Another hero of the Hindu nationalists, Lala Lajpat Rai suffered from the phobia of Muslim domination thinking that the Indian Muslims would join hands with the Muslims of Arabia and Central Asia to dominate the Hindus. Being a Punjabi Hindu, he was worried about the Muslim majority in Punjab and worked unsuccessfully for the division of this province. Lala ji probably believed in that Hindu nationalist narrative that looked upon the Muslim invasions from time to time as a systematic pan-Islamic conspiracy to subjugate Hindus. The problem with this narrative is that it is too simplistic because the past Muslim rulers were as divided on racial, linguistic, cultural and sectarian lines as the present ones are.
Yet another leader idolised by the Hindu nationalists was Pandat Madan Mohan Malaviya, who, as a rule, did not accept food from people other than his own ‘jati’ (race). Moreover, he remained at the centre of the major Hindu-Muslim tensions such as the anti-cow slaughter movement and the Urdu-Hindi controversy. In addition, he vigorously struggled for the reconversion of the Muslims to Hinduism because he felt that most of the Indian Muslims had been originally Hindus and were forcibly converted to Islam during the Muslim rule in the subcontinent.
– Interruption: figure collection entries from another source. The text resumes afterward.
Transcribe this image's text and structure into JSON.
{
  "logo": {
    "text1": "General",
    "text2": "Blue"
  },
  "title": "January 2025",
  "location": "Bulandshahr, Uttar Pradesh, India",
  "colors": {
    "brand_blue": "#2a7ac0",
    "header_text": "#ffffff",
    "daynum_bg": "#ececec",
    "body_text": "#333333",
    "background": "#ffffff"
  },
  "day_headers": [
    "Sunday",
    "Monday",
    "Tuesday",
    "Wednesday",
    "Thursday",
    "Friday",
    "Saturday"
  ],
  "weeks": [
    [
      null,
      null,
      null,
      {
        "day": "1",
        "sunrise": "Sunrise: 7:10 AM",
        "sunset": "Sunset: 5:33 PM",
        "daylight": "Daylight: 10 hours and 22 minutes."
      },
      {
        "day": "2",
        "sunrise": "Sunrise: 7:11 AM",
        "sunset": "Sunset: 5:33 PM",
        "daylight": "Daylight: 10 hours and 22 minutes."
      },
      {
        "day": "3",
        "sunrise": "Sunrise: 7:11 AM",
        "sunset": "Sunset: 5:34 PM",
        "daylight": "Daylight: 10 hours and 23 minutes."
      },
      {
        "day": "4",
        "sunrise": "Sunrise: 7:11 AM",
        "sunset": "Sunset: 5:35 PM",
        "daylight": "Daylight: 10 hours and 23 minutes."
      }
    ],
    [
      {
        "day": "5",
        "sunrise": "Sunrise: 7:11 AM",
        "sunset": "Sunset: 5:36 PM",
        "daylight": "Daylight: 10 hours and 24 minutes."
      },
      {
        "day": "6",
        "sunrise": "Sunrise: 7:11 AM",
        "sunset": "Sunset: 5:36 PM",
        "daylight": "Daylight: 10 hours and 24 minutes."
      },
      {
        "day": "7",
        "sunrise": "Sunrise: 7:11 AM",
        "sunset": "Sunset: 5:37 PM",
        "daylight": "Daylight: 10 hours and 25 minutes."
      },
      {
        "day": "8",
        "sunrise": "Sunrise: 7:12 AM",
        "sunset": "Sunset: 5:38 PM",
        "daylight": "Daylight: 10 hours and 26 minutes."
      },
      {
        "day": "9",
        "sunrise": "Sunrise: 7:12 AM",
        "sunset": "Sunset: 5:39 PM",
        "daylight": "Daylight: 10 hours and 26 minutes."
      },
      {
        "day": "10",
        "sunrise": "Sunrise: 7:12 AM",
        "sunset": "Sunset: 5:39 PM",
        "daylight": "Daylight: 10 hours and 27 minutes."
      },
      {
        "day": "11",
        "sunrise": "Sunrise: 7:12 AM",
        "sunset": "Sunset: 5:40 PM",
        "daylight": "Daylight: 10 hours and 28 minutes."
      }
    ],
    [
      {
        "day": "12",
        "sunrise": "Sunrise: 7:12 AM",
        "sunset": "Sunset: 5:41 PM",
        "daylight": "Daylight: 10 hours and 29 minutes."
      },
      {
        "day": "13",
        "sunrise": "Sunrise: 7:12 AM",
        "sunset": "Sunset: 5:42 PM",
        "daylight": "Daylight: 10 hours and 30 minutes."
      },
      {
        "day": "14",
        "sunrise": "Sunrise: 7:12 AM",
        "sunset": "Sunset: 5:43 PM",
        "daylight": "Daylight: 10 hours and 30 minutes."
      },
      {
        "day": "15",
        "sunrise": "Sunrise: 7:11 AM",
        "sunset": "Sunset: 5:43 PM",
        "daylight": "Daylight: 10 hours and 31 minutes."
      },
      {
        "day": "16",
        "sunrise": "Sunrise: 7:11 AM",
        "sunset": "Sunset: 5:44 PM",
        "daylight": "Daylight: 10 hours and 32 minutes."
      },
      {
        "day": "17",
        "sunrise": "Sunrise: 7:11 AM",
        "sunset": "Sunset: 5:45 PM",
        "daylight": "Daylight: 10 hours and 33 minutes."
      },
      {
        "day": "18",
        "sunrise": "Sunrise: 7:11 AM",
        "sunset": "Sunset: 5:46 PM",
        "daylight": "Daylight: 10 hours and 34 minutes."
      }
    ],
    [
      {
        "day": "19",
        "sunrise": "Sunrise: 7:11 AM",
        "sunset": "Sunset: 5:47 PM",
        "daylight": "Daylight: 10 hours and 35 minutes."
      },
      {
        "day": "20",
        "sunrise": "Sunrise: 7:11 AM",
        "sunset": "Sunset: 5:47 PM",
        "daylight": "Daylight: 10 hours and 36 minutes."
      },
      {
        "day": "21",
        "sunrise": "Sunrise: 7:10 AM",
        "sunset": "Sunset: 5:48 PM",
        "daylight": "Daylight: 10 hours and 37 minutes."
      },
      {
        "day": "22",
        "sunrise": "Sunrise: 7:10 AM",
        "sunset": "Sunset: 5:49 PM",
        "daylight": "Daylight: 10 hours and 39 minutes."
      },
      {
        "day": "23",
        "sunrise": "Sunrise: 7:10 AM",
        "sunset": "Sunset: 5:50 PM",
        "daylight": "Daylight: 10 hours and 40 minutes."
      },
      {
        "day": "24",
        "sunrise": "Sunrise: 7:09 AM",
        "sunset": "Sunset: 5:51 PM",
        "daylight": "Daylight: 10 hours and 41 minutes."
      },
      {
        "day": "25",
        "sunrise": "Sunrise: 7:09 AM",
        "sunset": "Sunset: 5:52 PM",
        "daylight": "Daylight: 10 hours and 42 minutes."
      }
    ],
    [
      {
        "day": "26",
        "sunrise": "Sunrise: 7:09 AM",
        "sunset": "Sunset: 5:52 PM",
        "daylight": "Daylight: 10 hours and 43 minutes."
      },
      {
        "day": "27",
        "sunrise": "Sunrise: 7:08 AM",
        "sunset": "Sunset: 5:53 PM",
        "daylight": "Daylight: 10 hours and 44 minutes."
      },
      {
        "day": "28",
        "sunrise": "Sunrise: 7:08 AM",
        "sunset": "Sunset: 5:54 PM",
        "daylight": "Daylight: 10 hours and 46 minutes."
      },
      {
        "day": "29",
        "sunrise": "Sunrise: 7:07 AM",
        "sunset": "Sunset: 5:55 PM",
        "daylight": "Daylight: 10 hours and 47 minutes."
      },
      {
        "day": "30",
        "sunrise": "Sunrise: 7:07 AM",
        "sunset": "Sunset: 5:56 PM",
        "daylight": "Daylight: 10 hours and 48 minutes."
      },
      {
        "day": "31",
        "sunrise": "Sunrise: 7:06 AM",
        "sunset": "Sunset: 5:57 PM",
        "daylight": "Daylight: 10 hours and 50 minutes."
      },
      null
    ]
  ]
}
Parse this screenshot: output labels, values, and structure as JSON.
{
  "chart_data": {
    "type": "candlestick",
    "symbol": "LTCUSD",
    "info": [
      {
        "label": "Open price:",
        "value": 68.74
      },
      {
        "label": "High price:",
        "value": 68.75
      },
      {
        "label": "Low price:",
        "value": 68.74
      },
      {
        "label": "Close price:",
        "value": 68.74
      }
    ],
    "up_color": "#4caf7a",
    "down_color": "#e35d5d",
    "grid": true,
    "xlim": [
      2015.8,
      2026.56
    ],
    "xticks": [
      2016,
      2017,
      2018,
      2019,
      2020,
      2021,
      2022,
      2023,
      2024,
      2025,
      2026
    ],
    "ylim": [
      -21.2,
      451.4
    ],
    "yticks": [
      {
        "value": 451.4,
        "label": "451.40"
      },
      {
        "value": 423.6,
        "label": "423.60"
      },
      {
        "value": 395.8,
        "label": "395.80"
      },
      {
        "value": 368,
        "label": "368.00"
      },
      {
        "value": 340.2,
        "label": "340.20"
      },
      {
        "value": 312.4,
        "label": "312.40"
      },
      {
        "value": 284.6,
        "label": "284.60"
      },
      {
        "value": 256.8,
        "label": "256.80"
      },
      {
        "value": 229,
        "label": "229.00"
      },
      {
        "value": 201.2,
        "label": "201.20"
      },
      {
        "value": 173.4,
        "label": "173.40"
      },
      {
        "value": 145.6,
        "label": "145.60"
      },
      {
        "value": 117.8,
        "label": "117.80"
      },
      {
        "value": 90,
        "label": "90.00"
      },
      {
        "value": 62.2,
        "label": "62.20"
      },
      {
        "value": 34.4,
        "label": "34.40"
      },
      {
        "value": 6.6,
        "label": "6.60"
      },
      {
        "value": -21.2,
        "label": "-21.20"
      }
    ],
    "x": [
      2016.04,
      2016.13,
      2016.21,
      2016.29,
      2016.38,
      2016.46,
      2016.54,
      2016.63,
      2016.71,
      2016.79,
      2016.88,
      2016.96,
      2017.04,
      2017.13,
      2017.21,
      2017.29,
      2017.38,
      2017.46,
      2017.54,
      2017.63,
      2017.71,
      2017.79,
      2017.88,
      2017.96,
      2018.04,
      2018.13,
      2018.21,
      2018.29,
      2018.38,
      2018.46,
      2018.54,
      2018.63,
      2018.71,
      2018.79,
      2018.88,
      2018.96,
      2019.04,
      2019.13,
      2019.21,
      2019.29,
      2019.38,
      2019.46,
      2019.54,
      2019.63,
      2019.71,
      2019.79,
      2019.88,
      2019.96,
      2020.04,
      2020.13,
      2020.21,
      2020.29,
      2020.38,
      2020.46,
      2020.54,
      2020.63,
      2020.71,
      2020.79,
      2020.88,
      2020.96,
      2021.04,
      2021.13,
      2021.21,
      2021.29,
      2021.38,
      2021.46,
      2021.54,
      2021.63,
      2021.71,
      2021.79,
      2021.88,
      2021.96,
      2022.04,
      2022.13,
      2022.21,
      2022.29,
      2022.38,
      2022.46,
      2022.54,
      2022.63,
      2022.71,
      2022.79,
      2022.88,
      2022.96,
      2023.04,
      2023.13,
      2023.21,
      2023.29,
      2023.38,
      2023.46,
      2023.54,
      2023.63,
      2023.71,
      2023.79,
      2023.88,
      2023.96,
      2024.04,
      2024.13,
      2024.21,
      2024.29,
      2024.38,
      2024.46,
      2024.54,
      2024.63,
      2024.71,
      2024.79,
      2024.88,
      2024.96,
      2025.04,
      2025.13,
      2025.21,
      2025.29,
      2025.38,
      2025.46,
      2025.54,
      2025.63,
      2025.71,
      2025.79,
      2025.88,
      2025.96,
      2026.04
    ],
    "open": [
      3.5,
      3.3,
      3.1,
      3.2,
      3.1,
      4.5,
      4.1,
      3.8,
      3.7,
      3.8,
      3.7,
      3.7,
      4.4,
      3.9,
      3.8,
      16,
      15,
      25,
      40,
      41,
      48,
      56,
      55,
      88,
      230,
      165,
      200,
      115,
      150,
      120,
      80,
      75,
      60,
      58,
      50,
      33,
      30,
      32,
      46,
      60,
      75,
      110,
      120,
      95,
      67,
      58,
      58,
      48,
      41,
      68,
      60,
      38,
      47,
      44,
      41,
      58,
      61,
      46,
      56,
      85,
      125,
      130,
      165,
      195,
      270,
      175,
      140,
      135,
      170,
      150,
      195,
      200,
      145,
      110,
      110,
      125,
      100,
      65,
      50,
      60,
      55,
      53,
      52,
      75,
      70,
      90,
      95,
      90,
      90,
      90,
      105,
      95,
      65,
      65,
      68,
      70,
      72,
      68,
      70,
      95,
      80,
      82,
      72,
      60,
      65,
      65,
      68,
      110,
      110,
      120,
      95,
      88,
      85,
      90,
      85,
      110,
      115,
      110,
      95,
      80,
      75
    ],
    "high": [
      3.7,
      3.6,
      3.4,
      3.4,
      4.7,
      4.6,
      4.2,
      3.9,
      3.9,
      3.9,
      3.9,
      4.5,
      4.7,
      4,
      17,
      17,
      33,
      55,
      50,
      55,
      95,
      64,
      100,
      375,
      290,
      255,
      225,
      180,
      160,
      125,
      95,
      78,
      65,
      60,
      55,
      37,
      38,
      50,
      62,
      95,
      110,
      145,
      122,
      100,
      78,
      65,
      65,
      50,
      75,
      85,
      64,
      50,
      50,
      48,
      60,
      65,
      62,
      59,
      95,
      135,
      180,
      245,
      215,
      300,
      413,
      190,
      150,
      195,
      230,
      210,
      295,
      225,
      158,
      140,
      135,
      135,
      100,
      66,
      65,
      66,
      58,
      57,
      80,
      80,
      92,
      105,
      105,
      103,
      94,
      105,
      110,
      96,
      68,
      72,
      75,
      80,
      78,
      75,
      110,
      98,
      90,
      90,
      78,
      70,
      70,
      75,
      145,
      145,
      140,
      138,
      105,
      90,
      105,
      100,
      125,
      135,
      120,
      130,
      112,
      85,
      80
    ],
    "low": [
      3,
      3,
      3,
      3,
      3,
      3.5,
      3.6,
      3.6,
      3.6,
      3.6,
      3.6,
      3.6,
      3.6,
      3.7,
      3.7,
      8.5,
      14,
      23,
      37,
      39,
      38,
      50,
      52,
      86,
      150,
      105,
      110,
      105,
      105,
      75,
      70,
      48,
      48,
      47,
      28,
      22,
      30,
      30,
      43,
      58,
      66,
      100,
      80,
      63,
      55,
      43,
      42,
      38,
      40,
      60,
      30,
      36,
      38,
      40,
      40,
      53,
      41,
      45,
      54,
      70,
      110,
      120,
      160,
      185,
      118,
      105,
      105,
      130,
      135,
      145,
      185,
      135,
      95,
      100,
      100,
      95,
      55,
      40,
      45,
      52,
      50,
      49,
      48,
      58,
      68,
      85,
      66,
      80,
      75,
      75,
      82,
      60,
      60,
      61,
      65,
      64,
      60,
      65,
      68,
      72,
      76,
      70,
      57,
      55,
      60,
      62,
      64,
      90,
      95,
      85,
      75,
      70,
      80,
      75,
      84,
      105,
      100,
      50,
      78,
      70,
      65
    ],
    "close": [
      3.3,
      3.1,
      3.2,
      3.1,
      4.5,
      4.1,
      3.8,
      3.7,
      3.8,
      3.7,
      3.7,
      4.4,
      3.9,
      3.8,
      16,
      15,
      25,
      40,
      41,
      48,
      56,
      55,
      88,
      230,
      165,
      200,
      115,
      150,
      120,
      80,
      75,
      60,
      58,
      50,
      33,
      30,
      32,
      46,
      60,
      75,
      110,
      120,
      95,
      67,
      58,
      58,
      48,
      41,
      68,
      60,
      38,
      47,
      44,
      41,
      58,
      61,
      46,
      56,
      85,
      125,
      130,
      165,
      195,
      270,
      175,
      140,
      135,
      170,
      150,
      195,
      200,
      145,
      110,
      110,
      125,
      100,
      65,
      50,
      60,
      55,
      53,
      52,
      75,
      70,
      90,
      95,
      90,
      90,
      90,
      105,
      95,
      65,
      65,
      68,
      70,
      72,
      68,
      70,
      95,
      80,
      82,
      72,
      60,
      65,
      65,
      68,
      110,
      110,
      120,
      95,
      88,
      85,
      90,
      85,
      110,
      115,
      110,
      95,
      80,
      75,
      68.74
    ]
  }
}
There is nothing wrong with any set of leaders working for the uplift of their community. The aforementioned Hindu nationalist leaders struggled for the betterment of their community. There would have been nothing wrong had they devoted their efforts for the rejuvenation of the Hindus but the problem arose because their words and deeds encouraged hatred and high-handedness towards the non-Hindu communities, particularly the Muslims. Modi and Co adore these leaders and wish to shape the future of India on their lines. Such an approach caused chaos in the past and if this line of action is pursued by the present Hindu nationalist leadership, the level of violence will be humongous because in the past the tools of violence were just lathis, knives and revolvers; today, there are missiles and nukes. Sanity did not prevail then; would it prevail, now?